Tools, Technologies and Training for Healthcare Laboratories

What's the Q of D? Vitamin D Performance Requirements

In 2009, US laboratories were reporting surges in the number of vitamin D tests being ordered - increases of 50% to even 100%. But beyond the growth in testing and usage, what's the quality required by this type of testing?

 

 

Everyone in the US laboratory community has noted the explosive growth in Vitamin D testing. In July 2009, Clinical Laboratory News reported that a survey of labs where "[m]ore than 50% of respondents indicated that the volume of 25-hydroxyvitamin D (25-OH-D) testing in their labs had increased by at least 50% in the past year, with 27% indicating that volume had gone up by more than 100%."[1]

Vitamin D is not new to the testing world, but in previous times, it was thought the only utility for vitamin D testing was in prevention of rickets and osteomalacia. The modern era has brought increased interest in the appropriate levels of vitamin D in the population - in parallel with many studies that reveal its role in bone health, diabetes, autoimmune diseases, immune regulation, infections, cancer and cardiovascular disease [2]

But what hasn't been asked very often is, How good are vitamin D assays? Given all the new uses for the test, are the methods performing to the needed quality? Indeed what quality is required by a vitamin D test?

Thankfully, Stockl, Sluss, and Thienpont have examined those issues  in their recent paper:

Dietmar Stockl, Patrick M. Sluss, Linda M. Thienpont, Specifications for trueness and precision of a reference measurement system for serum/plasma 25-hydroxyvitamin D analysis. Clinical Chimica Acta, 408 (2009): 8-13.[3]

In this paper, they apply four different approaches for setting quality specifications for a S/P-25(OH)D test, following the guidance from the 1999 Stockholm consensus conference on quality specifications. [4]

"1)We analyzed the impact of bias and analytical imprecision on interpretation of clinical results, more in particular for diagnosis of vitamin D deficiency or insufficiency based on test value decision points, 2) we used the model that relates analytical performance to the intra- and inter-individual biological variation of S/P-25 (OH)D, 3) we considered performance goals set by expert opinion for a widely used proficiency testing program, and 4) we evaluated the literature on currently used measurement procedures for S/P-25(OH)D analysis [e.g. immunoassay, HPLC, and liquid chromatography (LC)/tandem mass spectrometry] with documented trueness/recovery and precision."[3]

This is a remarkable paper, not only for the rigorous approach but for the multiple methods used to find an answer. Not only did they calculate the quality required by reference measurement procedures (the stated goal of the paper), but they also calculated the quality required by routine laboratory measurement performance, and the quality required by certified reference materials. We believe this study creates a useful template for future papers on quality requirements - for any analyte.

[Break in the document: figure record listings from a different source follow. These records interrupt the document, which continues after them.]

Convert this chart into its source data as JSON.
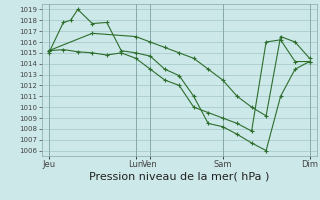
{
  "background_color": "#cce8e8",
  "grid_color": "#aacccc",
  "line_color": "#2d6e2d",
  "xlabel": "Pression niveau de la mer( hPa )",
  "xlabel_fontsize": 8,
  "ylim": [
    1005.5,
    1019.5
  ],
  "yticks": [
    1006,
    1007,
    1008,
    1009,
    1010,
    1011,
    1012,
    1013,
    1014,
    1015,
    1016,
    1017,
    1018,
    1019
  ],
  "xlim": [
    0,
    19
  ],
  "xtick_positions": [
    0.5,
    6.5,
    7.5,
    12.5,
    18.5
  ],
  "xtick_labels": [
    "Jeu",
    "Lun",
    "Ven",
    "Sam",
    "Dim"
  ],
  "line1_x": [
    0.5,
    1.5,
    2.0,
    2.5,
    3.5,
    4.5,
    5.5,
    6.5,
    7.5,
    8.5,
    9.5,
    10.5,
    11.5,
    12.5,
    13.5,
    14.5,
    15.5,
    16.5,
    17.5,
    18.5
  ],
  "line1_y": [
    1015.0,
    1017.8,
    1018.0,
    1019.0,
    1017.7,
    1017.8,
    1015.2,
    1015.0,
    1014.7,
    1013.5,
    1012.9,
    1011.0,
    1008.5,
    1008.2,
    1007.5,
    1006.7,
    1006.0,
    1011.0,
    1013.5,
    1014.2
  ],
  "line2_x": [
    0.5,
    1.5,
    2.5,
    3.5,
    4.5,
    5.5,
    6.5,
    7.5,
    8.5,
    9.5,
    10.5,
    11.5,
    12.5,
    13.5,
    14.5,
    15.5,
    16.5,
    17.5,
    18.5
  ],
  "line2_y": [
    1015.2,
    1015.3,
    1015.1,
    1015.0,
    1014.8,
    1015.0,
    1014.5,
    1013.5,
    1012.5,
    1012.0,
    1010.0,
    1009.5,
    1009.0,
    1008.5,
    1007.8,
    1016.0,
    1016.2,
    1014.2,
    1014.2
  ],
  "line3_x": [
    0.5,
    3.5,
    6.5,
    7.5,
    8.5,
    9.5,
    10.5,
    11.5,
    12.5,
    13.5,
    14.5,
    15.5,
    16.5,
    17.5,
    18.5
  ],
  "line3_y": [
    1015.2,
    1016.8,
    1016.5,
    1016.0,
    1015.5,
    1015.0,
    1014.5,
    1013.5,
    1012.5,
    1011.0,
    1010.0,
    1009.2,
    1016.5,
    1016.0,
    1014.5
  ]
}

Without giving too much away, the results are dramatic. It turns out that "where you stand depends on where you sit" - each model produces very different recommendations. The biggest difference is between the expert opinion model and the biologic variation model. The quality requirement for routine method performance by the expert opinions is more than 5 times as high as the requirement calculated from known biologic variation (22% CV vs 4% CV, respectively).

More striking still is the survey of the "state of the art". Stockl et al looked at 14 different studies of methods - and only one method was close to achieving the performance required by the most stringent model  (the performance required based on knowledge of within-subject biologic variation: 4% CV and 2.6% Bias).

Ultimately, Stockl et al recommended using a slightly less strict biologic variation approach (called the Gowan model), which works out to recommendations of CV < 10% and Bias < 5% for routine testing and  CV < 5% and Bias < 1.7% for reference measurements.  The requirements are challenging, but Stock et al believe the laboratory community is up to the challenge:

"Naturally, it will be a challenge for metrological institutes and reference laboratories to demonstrate their capability not only to comply with the specifications, but also to offer that quality on a continuous basis. Networking of reference laboratories will be an adequate approach to this."[3]

The entire paper is worth a serious read.

References

  1. Genna Rollins, Vitamin D Testing—What’s the Right Answer? Labs Grapple with Confusing Analytics, Evidence, Clinical Laboratory News,
    http://www.aacc.org/publications/cln/2009/july/Pages/CovStory1July09.aspx Last Accessed November 17, 2009.
  2. Etienne Cavalier, Pierre Delanaye, Jean-Paul Chapelle, and Jean-Claude Souberbielle, Vitamin D: current status and perspectives, Clin Chem Lab Med 2009:47(2):120-127.
  3. Dietmar Stockl, Patrick M. Sluss, Linda M. Thienpont, Specifications for trueness and precision of a reference measurement system for serum/plasma 25-hydroxyvitamin D analysis. Clinical Chimica Acta, 408 (2009): 8-13.
  4. PH Petersen, CG Fraser, A Kallner, D Kenney, eds., Strategies to Set Global Analytical Quality Specifications in Laboratory Medicine.  Scand J Clin Lab Invest  1999;59:475-585.